Aides à domicile, les temps modestes
Description
Les paysages de Moselle, région martyre de la désindustrialisation, défilent à travers le pare-brise : des champs, du brouillard, des hauts-fourneaux à l'arrêt. Marina ne les voit plus. Certains jours, elle avale 150 kilomètres en voiture, à la rencontre de ses usagers, majoritairement des personnes âgées, pour une ou deux heures de ménage, de toilette et de conversation. Elle et deux autres – Sophie, grande gueule tendre, "ancienne" du métier, et Taandhuma, qui ne "vit pas" et accumule les heures pour nourrir sa fille (sans la voir, en conséquence) – sont les émissaires d'un métier quasi exclusivement féminin, où le diplôme est rare, le travail, colossal, et les conditions, éreintantes.
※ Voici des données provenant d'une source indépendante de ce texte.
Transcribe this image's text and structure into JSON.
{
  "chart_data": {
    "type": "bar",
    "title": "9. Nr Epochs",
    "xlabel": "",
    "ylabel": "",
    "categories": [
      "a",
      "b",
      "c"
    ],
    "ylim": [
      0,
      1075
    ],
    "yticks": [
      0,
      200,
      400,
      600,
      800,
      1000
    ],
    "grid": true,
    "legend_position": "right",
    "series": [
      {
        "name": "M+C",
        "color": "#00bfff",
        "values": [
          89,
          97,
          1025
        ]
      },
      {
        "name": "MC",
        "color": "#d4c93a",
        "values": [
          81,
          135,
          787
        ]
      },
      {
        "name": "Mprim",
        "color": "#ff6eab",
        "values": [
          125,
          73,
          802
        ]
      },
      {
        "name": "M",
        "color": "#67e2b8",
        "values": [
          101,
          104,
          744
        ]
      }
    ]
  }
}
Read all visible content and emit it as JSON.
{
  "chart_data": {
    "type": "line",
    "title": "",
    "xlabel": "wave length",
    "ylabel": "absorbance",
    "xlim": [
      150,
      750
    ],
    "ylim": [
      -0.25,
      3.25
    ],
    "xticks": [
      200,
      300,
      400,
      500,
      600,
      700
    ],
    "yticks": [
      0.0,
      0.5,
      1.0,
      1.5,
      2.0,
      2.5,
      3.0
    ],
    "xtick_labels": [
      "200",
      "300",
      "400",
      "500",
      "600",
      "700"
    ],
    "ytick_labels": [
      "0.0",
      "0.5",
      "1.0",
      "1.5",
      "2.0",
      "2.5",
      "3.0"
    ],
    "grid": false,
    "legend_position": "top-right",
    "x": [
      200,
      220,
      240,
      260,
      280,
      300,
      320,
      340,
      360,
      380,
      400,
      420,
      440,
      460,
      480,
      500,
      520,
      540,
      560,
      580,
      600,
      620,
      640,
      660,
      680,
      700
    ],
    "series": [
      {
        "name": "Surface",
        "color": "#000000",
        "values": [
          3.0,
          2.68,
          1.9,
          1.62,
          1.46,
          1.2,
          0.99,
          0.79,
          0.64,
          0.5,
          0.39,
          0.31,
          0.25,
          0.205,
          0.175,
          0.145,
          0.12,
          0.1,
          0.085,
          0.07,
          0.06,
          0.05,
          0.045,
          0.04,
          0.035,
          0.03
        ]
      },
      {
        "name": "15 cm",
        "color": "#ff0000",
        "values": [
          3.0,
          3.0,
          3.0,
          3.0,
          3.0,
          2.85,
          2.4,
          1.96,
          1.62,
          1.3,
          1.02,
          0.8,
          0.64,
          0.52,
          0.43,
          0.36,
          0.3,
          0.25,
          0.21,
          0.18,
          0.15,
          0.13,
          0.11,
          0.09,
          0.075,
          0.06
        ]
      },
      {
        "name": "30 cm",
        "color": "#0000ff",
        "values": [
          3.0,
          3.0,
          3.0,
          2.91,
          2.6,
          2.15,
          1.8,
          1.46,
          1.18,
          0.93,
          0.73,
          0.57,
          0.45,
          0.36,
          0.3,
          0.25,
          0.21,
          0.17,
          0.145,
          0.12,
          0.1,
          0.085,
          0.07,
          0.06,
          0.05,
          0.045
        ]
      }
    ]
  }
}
Pour ceux qu'elles aident, pourtant, la visite des aides à domicile constitue parfois le seul événement notable au milieu d'une semaine de silence. L’humeur des usagers varie, tantôt repliés sur eux-mêmes, tantôt rieurs ou philosophes, de la quiétude à l'inquiétude. Marina et les autres s'adaptent. Le besoin d'argent ou celui d'"être utile" les a poussées vers cette profession, une machine aux rouages mal huilés qui digère et recrache des corps meurtris, sans reconnaissance pour leur activité.
Bon cœur et mauvaise fortune
Avant tout, le salaire. C'est leur principale revendication, leur plainte la plus criante. Interrogées par le documentariste François Chilowicz, les aides à domicile parlent de vies à crédit, alignent des chiffres douloureusement bas, tandis que, derrière la vitre de leur voiture, les revendications restées lettres mortes des gilets jaunes colorent des ronds-points désormais vides. Toutes veulent être mieux payées, ou partir. Celles qui le peuvent passent des diplômes et la frontière pour travailler au Luxembourg, où l'État rémunère mieux. Les autres traînent d'usager en usager leurs tendinites et les mille petites blessures de la pénibilité, font avec rien pour améliorer un quotidien frugal et réconforter des hommes et des femmes auxquels la hiérarchie préconise de "ne pas s'attacher". Sans commentaire ("Je préfère privilégier l'émotion à l'explication. Se mettre à la place des autres crée du doute et de l'insécurité, mais c'est la vérité qui se loge dans cet inconfort", expliquait le réalisateur en entretien), ce documentaire filmé entre 2019 et 2021 expose une réalité blafarde où surgissent parfois, de l'intimité et de l'écoute, des instants d'humanité suspendus. Le reste du temps, le ciel lorrain bas et lourd pèse sur les épaules de ces femmes sans l'intervention desquelles une génération entière, abandonnée à son sort, disparaîtrait. En filmant le quotidien d'aides à domicile, François Chilowicz creuse un sillon naturaliste sobre et précis. Poignant et nécessaire.